Nell’immediato no, perché i fondi esistenti hanno già un loro focus, nel lungo termine può darsi, magari ci saranno più investimenti nell’healthcare, ci potrebbe essere un’accelerazione nel digitale, ma tutto sommato non credo che cambierà poi tanto.
Sugli investimenti a impatto sociale c’era già in atto una tendenza, ed è positivo. Bisogna sviluppare sempre di più business che siano più vicini a promuovere sostenibilità e impatto sociale, con la consapevolezza che siamo all’interno di un processo, una transizione: non puoi cancellare di colpo altri tipi di business, bisogna creare nuove cose che gradualmente sostituiscano le vecchie.

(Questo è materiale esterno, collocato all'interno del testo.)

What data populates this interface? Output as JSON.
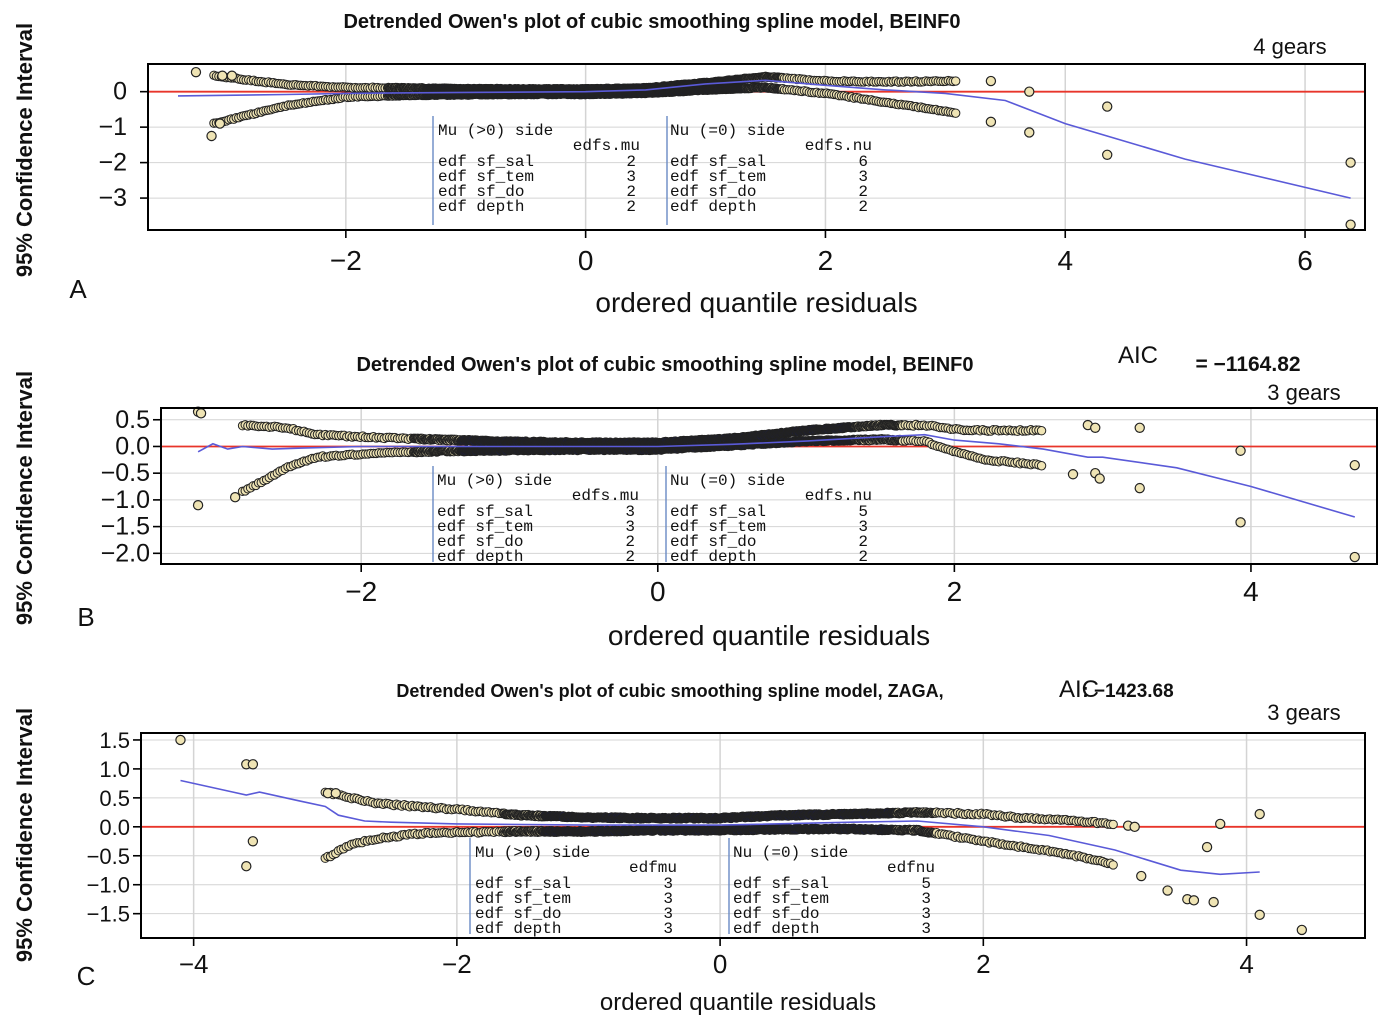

Il concetto è quello dell’addizionalità: se non abbiamo nuove idee per rendere più efficaci i servizi alla persona, al consumatore, per consumare meno energia, ecc non potremo avere transizione. Quindi conta prima di tutto il nuovo, nuove forme di business model che sostituiscano quelli a minore impatto sociale e ambientale. Non ci saranno miracoli, ma una transizione, ed è necessario che più soldi vadano in questa direzione”.